Hopeful opportunities offered by panelists included:

  • Mainstreaming the concept of fair market value by addressing the historic lack of municipal motivation to consider the sale of water assets. The original model of appraising water assets resulted in significant undervaluation thus stymying the appetite of both public and private sectors to consider partial or full privatization. But new legislation in a growing number of US states on fair market value has been enacted, introducing a new, fairer appraisal methodology.
  • Opportunities for water operators to consider bundling water services with other, higher margin services such as telecommunications. One panelist operating a not-for-profit cooperative model of water utility management threw down the gauntlet to other water system operators to maximize existing water infrastructure opportunities and put boots on the ground to look into acquisition of complementary utilities.


Concerns raised included:

  • A sense from the majority of panelists that politicians and city managers continue to be hesitant to consider selling water assets in cases of water and sewer utility underperformance. Factors including fear of losing control over core services as well as union pressures to keep utilities public were cited as common reasons.
  • Continued underpricing of water and an inability of water operators to establish rates that reflect the true cost of water service delivery. Panelists described water system operators as the ‘silent utility’, impeding the sector’s ability to educate consumers on what water delivery services really cost.
  • Water affordability. Panelists debated the responsibility of water system operators in addressing the increasing percentage of US residents with decreased capacity to pay for water or sewer service. Looking abroad at how other countries were managing this challenge was encouraged.

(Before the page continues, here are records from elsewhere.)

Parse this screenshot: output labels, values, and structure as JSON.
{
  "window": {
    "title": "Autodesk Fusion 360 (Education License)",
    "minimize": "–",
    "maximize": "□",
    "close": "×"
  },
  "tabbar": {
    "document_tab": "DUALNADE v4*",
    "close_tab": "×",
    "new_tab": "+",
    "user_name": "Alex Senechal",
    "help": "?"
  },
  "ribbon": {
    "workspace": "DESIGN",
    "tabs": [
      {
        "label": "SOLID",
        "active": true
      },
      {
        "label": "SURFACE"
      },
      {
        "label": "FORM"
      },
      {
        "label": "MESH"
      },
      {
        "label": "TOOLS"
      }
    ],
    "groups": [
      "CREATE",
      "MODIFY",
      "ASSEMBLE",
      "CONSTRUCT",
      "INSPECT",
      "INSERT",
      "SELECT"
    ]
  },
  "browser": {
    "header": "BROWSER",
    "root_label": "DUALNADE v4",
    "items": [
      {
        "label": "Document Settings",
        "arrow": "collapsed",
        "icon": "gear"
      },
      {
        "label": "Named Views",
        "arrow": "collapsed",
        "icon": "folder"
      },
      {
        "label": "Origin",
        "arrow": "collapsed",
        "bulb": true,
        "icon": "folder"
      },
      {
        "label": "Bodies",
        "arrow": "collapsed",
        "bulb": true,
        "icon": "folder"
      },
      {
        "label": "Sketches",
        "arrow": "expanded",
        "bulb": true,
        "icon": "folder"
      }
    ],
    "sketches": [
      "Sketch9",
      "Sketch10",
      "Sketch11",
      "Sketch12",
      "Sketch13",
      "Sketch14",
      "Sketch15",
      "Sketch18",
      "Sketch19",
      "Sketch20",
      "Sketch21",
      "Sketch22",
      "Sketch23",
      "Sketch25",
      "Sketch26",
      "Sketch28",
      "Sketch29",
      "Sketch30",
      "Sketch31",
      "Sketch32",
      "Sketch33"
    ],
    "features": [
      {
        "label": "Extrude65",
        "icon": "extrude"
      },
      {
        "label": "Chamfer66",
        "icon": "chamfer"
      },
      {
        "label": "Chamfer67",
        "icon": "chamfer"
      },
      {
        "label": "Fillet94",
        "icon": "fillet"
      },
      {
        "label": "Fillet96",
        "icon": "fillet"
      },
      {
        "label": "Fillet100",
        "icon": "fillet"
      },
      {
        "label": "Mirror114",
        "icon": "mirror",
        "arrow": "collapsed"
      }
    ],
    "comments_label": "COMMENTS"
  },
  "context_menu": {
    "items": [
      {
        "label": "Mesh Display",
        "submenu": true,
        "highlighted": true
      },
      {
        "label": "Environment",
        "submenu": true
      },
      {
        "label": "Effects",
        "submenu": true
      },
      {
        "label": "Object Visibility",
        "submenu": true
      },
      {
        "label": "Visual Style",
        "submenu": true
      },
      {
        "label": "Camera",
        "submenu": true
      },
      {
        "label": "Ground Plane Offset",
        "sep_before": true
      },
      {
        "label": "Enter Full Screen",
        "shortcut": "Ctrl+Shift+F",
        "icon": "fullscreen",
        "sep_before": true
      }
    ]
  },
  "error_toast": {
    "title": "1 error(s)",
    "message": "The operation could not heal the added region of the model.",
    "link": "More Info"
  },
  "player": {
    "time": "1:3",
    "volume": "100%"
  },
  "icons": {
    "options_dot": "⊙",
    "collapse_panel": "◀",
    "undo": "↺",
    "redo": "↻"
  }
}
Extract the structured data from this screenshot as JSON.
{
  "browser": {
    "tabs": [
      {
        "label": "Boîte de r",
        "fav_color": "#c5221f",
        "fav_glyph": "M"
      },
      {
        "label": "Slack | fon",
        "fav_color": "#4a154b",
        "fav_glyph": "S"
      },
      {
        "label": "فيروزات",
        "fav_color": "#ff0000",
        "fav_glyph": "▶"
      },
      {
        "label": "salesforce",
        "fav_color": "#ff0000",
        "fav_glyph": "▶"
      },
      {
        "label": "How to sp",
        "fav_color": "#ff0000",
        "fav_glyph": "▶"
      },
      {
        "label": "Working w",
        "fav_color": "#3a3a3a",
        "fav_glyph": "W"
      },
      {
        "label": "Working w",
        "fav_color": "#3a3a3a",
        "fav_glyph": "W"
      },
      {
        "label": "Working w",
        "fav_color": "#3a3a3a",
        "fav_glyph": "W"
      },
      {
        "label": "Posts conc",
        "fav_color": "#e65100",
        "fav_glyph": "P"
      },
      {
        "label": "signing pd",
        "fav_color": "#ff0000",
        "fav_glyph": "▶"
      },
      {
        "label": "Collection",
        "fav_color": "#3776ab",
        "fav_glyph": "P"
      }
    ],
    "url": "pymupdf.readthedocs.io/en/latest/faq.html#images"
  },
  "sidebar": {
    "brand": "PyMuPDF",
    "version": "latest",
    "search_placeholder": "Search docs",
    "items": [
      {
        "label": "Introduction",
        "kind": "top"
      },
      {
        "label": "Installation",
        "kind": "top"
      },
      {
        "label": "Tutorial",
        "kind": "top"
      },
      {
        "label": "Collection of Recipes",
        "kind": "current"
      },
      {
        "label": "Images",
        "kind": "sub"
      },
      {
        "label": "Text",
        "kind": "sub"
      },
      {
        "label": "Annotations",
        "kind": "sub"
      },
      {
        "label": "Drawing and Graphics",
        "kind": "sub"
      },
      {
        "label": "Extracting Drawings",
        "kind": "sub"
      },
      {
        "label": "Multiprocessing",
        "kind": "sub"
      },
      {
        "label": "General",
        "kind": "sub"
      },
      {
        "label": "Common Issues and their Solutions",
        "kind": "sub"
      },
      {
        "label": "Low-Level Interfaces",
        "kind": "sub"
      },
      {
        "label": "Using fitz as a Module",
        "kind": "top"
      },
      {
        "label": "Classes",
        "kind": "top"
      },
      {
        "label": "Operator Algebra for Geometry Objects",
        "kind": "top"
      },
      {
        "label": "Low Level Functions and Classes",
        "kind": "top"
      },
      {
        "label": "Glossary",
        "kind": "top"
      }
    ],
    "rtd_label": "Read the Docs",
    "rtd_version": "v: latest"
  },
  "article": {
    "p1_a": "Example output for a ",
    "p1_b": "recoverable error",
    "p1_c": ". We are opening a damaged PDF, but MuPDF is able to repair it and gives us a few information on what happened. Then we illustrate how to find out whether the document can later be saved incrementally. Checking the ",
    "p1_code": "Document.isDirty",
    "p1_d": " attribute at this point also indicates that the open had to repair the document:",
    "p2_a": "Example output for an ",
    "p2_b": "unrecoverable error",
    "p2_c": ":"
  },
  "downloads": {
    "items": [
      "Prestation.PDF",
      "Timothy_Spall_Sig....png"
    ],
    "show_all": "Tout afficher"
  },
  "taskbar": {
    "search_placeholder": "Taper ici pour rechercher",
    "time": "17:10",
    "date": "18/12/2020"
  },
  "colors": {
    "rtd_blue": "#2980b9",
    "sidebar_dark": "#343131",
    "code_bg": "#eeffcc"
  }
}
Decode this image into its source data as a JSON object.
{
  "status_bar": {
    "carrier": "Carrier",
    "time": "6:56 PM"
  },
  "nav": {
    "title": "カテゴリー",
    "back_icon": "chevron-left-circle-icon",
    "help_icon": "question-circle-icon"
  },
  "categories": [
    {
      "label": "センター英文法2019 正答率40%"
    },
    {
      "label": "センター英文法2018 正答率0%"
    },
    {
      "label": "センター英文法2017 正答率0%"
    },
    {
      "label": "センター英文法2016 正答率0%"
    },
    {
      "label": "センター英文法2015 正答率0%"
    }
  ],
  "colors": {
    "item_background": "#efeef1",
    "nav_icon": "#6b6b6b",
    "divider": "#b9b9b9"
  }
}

So, is the sector in crisis?  If crisis is understood as a decisive moment, after which recovery will be difficult, a majority of panelists said yes.  The pervasive ‘fix as fails’ approach to dealing with aging US infrastructure was deemed unacceptable, given that for every $1 of deferred maintenance costs, $4 in future capital expenditure will be needed.  Given the importance of water in sustaining life, the sector needs to harness the brightest and most courageous minds to develop context specific models to address these challenges.